Introduction
On entend tout et son contraire sur les plateaux télévisés. Tantôt les Français seraient devenus « paresseux », tantôt « réactionnaires », tantôt « dépressifs ».
Pour vérifier ces affirmations, j’ai voulu revenir à la source. Pas celle des instituts de sondage parisiens qui filtrent la réalité, mais celle du terrain. Nous avons réalisé un « mini-sondage » auprès de notre communauté et analysé les remontées de nos échanges récents. L’objectif ? Comprendre vos véritables priorités, vos angoisses pour vos enfants et votre vision de la France de demain.
Les résultats sont sans appel. Ils dressent le portrait d’un peuple lucide, inquiet, mais prêt à l’effort si la règle du jeu est juste.
Le Travail : Une Colère Sourde contre l’Injustice
C’est le résultat le plus frappant. À la question « Estimez-vous qu’aujourd’hui, le travail paie suffisamment par rapport à l’inactivité ? », la réponse est un NON massif (plus de 85% des retours).
Ce n’est pas un rejet de la solidarité. C’est un rejet de l’injustice.
Vous nous dites : « Je me lève tous les matins, je paie mon essence, ma garde d’enfant, et à la fin du mois, il me reste à peine plus que mon voisin qui ne travaille pas et cumule les aides. »
L’Analyse Phénix :
Ce sentiment confirme l’urgence de notre Pilier II. Le pacte social est rompu quand l’effort n’est plus récompensé. Les Français ne demandent pas l’aumône, ils demandent que l’écart entre le salaire et l’aide soit significatif. C’est tout le sens de notre « Grande Bascule » : transférer les charges pour augmenter le net, et conditionner les aides à une activité.
L’Avenir et la Jeunesse : La Peur du Grand Déclassement
À la question « Pensez-vous que vos enfants vivront mieux que vous ? », le pessimisme atteint des sommets (près de 80% de réponses négatives).

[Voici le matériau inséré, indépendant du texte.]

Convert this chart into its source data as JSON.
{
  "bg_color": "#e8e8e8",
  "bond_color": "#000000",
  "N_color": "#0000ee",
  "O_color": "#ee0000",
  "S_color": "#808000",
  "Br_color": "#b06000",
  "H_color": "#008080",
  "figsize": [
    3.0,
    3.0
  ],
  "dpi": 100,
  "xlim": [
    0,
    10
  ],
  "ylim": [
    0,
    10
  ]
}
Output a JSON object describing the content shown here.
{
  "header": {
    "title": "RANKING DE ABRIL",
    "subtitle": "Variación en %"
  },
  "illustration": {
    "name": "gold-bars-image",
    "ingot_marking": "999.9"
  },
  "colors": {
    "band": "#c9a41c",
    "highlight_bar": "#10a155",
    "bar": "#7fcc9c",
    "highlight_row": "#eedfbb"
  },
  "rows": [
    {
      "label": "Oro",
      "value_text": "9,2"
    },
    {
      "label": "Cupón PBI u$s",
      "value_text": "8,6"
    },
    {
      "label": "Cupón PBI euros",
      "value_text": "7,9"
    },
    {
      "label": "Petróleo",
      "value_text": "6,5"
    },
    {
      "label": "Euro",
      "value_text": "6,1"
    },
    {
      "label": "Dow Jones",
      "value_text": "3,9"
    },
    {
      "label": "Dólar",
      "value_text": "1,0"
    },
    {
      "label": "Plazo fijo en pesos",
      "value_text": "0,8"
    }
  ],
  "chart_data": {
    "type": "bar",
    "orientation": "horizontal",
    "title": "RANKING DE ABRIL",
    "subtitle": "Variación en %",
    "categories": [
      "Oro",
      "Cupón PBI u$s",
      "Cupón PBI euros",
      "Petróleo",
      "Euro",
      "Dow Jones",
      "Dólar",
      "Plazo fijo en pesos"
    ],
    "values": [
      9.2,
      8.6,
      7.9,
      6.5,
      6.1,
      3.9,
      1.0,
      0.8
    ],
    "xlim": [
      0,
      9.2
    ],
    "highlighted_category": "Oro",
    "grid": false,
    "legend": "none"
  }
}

C’est le moteur de mon engagement. J’ai grandi à une époque où l’ascenseur social fonctionnait encore. Aujourd’hui, vous avez peur de laisser à vos enfants une dette écologique, financière et sécuritaire. Vous avez le sentiment que la France dilapide son héritage au lieu de le faire fructifier.
L’Analyse Phénix :
Cette angoisse valide la nécessité absolue du Fonds Souverain (FSRA). Nous ne pouvons plus continuer à gérer le pays au jour le jour. Il faut recréer un patrimoine collectif. Votre peur est légitime, mais elle n’est pas une fatalité : si nous arrêtons de dépenser à crédit et commençons à investir, nous pouvons inverser la tendance en 10 ans.
Souveraineté et Ordre : Une Demande d’Autorité Bienveillante
Contrairement à ce que disent certains observateurs, il n’y a pas de demande de « dictature », mais une immense lassitude face au désordre.
Sur les thèmes de la sécurité et des frontières, trois mots reviennent systématiquement dans vos réponses : « Laxisme », « Impuissance », « Gaspillage ».
Vous ne supportez plus l’idée que l’État soit fort avec les faibles (les automobilistes, les petits contribuables) et faible avec les forts (délinquants, fraudeurs).
L’Analyse Phénix :
C’est le socle de notre Pilier I. L’ordre est la première protection des plus modestes. Quand l’État recule, c’est la loi du plus fort qui s’installe. Votre demande est celle du bon sens : une justice qui sanctionne, des frontières qui filtrent, et un argent public respecté.
Conclusion : Vous êtes prêts pour la Vérité
Ce que ce coup de sonde révèle, c’est que les Français sont beaucoup plus matures que leur classe politique.
Vous n’attendez pas de magie. Vous savez que la situation est grave. Vous êtes prêts à entendre un discours de vérité et même à faire des efforts, à une seule condition : que l’effort soit juste et qu’il serve à bâtir l’avenir, pas à rembourser les erreurs du passé.
C’est exactement le contrat que je vous propose avec le Projet Phénix.
Nous ne vous promettons pas la facilité. Nous vous promettons la justice, le retour du mérite, et la construction d’un héritage pour nos enfants.